North Dakota Senator Heidi Heitkamp received the most oil and gas industry money of all the Democrats on the Banking Committee, garnering $233,574 in industry contributions since 2011. Oil and gas donors comprise the senator’s third largest industry donor group according to OpenSecrets. Senator Heitkamp’s state is home to one of the largest shale oil fields in the country, the Bakken Shale, which has seen explosive growth from the oil and gas industry since the advent of hydraulic fracturing and horizontal drilling. Heitkamp has been a staunch proponent of the petroleum industry’s agenda in Washington; in 2013 she co-sponsored a bill to expedite permits to export liquefied natural gas (LNG) from the United States, pitched as a measure to undermine Russia’s near monopoly on the European gas market, but long a priority of oil and gas producers facing depressed prices due to overproduction from the fracking boom.

A third senator allied with the oil and gas industry on the committee considering the export ban is David Vitter of Louisiana, who this year lost his bid for Governor of that state.

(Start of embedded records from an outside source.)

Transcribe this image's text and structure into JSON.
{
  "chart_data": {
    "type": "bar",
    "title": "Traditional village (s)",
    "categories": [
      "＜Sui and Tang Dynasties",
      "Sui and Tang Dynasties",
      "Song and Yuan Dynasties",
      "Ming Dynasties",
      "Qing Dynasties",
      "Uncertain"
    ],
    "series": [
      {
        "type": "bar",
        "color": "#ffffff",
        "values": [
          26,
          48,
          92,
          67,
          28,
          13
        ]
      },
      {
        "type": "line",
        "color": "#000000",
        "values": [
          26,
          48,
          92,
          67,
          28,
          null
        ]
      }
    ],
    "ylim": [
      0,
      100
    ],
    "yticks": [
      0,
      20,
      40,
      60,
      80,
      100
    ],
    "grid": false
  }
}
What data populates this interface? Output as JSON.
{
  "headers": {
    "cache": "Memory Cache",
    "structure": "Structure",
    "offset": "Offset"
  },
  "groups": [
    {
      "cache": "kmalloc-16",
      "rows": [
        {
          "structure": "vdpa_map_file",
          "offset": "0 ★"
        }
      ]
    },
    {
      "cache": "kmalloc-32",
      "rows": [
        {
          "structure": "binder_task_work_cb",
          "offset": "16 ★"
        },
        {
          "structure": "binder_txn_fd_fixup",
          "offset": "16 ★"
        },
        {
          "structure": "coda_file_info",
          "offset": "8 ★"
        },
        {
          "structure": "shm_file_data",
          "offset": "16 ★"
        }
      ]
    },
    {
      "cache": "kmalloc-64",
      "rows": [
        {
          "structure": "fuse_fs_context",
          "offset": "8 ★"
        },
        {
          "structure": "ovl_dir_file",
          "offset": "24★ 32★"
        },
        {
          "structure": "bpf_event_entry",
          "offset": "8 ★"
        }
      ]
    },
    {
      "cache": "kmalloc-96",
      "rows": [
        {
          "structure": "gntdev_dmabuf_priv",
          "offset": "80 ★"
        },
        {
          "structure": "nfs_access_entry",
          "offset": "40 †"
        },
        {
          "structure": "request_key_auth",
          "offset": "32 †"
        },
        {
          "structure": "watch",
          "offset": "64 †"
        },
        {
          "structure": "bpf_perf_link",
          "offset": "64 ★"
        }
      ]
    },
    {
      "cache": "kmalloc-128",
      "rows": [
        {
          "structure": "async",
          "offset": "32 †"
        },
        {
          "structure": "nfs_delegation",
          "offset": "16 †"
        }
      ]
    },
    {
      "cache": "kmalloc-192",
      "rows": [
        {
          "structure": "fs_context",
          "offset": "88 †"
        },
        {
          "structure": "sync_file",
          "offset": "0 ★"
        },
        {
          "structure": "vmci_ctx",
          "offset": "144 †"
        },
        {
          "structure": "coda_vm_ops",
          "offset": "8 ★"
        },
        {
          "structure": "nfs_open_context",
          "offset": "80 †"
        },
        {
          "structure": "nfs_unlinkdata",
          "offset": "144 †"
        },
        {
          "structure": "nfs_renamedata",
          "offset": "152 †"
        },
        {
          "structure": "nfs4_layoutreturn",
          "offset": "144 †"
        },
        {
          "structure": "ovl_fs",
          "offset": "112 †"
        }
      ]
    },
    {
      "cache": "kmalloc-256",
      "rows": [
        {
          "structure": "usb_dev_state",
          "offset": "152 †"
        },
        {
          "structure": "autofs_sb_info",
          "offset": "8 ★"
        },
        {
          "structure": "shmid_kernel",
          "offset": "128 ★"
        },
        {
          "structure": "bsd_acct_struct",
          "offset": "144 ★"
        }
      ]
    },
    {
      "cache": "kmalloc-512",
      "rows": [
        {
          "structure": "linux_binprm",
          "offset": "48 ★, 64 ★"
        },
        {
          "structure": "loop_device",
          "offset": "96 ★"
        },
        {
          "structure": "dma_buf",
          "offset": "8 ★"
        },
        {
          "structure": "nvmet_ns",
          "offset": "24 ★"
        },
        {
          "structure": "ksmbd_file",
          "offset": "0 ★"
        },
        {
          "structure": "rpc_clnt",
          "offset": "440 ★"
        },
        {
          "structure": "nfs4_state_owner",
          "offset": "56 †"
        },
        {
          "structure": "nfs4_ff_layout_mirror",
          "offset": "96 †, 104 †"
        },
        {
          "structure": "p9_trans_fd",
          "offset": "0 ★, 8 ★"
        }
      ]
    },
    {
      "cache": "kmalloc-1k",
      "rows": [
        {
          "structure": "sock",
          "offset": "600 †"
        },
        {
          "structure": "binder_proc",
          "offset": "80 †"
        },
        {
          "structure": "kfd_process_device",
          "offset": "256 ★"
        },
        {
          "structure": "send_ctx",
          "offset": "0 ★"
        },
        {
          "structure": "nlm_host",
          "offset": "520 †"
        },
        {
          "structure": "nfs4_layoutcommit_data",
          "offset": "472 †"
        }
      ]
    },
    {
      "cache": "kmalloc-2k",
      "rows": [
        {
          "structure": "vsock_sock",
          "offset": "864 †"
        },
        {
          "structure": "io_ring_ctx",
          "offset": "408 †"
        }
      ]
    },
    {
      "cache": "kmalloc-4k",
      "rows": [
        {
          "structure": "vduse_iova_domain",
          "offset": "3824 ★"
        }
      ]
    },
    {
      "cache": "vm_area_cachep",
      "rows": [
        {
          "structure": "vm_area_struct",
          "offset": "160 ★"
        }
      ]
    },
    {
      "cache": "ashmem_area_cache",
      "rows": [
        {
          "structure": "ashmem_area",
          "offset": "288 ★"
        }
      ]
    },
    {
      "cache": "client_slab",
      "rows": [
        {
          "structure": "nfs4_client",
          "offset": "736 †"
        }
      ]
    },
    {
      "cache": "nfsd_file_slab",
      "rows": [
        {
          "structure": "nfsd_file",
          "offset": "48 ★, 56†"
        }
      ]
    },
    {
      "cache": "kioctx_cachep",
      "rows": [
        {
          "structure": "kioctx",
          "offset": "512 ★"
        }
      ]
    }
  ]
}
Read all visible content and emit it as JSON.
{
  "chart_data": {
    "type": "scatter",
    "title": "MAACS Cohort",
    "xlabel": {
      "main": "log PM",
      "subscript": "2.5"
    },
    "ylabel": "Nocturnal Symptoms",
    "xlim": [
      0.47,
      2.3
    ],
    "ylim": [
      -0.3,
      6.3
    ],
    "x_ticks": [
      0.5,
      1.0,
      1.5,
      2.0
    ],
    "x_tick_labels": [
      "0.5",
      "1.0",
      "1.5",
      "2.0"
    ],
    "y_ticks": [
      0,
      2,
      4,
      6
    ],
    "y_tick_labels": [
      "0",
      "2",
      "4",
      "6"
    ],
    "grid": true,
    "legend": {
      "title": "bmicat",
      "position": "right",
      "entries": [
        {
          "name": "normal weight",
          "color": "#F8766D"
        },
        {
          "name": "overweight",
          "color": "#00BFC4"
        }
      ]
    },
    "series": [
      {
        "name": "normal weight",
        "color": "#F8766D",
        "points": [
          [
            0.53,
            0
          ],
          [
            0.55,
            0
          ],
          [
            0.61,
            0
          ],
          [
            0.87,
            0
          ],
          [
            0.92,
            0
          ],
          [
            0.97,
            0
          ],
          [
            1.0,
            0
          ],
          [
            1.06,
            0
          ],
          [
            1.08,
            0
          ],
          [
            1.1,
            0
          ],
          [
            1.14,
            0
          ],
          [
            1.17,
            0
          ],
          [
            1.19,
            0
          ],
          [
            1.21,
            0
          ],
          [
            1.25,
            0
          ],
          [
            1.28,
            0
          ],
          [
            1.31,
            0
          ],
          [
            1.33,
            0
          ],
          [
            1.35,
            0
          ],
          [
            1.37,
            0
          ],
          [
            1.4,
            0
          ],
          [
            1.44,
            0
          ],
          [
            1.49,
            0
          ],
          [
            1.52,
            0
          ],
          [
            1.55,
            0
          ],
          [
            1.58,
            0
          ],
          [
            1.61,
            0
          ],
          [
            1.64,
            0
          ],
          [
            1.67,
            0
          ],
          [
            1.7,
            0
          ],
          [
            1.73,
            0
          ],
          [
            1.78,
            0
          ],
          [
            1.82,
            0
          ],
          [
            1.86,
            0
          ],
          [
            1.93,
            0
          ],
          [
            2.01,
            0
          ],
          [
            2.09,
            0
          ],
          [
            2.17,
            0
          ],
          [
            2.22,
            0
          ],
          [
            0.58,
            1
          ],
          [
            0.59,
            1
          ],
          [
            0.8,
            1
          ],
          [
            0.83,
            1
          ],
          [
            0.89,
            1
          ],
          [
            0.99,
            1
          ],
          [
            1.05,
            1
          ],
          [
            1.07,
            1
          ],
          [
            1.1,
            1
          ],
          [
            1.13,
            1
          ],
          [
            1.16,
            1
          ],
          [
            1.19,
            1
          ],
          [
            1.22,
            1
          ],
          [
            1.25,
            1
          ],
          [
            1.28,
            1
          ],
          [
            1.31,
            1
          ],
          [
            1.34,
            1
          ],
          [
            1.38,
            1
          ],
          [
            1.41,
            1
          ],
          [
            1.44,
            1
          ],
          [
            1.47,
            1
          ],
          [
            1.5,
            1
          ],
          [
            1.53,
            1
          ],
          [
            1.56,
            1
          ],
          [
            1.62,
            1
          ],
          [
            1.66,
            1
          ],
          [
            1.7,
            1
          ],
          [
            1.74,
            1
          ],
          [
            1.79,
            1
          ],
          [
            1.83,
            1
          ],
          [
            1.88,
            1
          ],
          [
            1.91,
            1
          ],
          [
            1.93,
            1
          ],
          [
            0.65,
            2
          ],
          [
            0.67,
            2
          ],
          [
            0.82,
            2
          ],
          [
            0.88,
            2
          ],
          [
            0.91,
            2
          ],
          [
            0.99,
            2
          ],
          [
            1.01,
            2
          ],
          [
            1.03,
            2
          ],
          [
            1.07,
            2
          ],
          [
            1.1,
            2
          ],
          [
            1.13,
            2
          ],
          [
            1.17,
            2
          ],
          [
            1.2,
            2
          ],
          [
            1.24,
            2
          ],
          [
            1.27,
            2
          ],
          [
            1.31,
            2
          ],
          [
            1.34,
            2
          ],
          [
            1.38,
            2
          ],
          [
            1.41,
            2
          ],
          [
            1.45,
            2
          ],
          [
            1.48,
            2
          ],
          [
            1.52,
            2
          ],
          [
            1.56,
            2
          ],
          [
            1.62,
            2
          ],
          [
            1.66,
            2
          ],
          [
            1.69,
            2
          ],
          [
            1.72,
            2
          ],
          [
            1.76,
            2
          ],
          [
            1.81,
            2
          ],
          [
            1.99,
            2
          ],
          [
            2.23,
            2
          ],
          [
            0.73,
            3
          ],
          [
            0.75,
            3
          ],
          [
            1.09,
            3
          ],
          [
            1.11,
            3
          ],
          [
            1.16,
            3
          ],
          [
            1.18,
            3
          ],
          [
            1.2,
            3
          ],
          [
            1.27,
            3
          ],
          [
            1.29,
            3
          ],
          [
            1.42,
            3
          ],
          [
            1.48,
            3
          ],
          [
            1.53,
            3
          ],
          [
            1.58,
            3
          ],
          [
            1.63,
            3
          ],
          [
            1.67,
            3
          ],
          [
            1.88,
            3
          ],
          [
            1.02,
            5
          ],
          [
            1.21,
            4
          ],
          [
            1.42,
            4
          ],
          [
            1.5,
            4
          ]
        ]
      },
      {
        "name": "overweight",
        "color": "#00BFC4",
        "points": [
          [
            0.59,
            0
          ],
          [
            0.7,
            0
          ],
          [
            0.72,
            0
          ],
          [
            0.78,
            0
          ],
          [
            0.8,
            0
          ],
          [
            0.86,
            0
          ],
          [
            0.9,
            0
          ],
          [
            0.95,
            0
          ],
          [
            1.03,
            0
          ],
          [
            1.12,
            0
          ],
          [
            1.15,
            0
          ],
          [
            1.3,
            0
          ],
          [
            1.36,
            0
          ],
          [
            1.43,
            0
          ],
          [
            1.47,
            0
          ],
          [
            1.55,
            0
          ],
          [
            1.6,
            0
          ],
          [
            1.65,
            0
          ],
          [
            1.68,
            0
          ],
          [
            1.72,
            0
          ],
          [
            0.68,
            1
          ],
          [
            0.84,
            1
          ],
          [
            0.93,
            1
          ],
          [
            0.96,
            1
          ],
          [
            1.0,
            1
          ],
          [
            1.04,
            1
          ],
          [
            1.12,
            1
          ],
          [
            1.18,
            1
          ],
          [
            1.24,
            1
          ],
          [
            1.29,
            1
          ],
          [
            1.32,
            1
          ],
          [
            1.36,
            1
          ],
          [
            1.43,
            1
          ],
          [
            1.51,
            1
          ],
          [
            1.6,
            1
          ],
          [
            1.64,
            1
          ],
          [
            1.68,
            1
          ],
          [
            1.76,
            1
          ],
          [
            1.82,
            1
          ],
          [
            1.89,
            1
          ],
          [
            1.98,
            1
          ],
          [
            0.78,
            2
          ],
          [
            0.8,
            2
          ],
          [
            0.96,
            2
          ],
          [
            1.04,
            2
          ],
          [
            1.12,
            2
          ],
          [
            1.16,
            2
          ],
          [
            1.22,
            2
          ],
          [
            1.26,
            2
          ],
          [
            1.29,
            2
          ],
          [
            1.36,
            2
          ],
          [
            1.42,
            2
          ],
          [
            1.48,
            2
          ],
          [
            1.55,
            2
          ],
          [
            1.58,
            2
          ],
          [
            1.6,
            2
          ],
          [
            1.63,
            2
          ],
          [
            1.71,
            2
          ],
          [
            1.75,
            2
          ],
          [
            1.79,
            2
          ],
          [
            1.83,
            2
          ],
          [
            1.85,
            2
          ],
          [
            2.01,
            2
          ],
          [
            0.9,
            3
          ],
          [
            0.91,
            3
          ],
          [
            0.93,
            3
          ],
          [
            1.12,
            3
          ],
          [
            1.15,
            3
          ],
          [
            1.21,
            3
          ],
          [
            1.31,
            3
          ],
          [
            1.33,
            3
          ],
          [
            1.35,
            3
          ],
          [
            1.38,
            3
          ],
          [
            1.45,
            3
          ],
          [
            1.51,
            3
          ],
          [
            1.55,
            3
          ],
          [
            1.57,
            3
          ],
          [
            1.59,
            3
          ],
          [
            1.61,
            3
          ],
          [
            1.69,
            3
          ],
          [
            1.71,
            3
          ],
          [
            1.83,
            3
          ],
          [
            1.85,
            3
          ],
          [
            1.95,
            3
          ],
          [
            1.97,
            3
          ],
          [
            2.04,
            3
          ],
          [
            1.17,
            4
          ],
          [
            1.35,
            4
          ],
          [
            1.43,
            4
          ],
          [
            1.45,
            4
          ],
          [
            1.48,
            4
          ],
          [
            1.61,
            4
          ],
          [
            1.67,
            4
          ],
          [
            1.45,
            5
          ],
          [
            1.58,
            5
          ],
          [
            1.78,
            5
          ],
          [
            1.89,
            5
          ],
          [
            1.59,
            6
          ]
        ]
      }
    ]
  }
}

As we wrote in a 2014 post on efforts to expand LNG exports, Vitter is the son of a Chevron executive and owns a considerable portion of Chevron stock. The oil and gas industry has been Vitter’s top donor since 2011, contributing $189,400 to his campaigns.

As policymakers consider lifting the crude oil export ban, which the Center for American Progress estimates would result in an addition 515 million metric tons of carbon pollution every year, government officials are being targeted by a multifaceted campaign by the oil industry advocating the same. As PAI reported this week, several prominent US think tanks with deep financial and governance ties to the industry have been pushing to repeal the ban. Like the senators on the banking committee, the think tanks advocating the ban cross the mainstream political spectrum – from the Brookings Institution and the Center for Foreign Relations to the American Enterprise Institute and the Heritage Foundation.

That Democrats appear willing to consider acceding to lifting the ban, even as President Obama recognized America’s role in driving climate change at the COP21 negotiations in Paris, indicates that the oil industry’s campaign is working.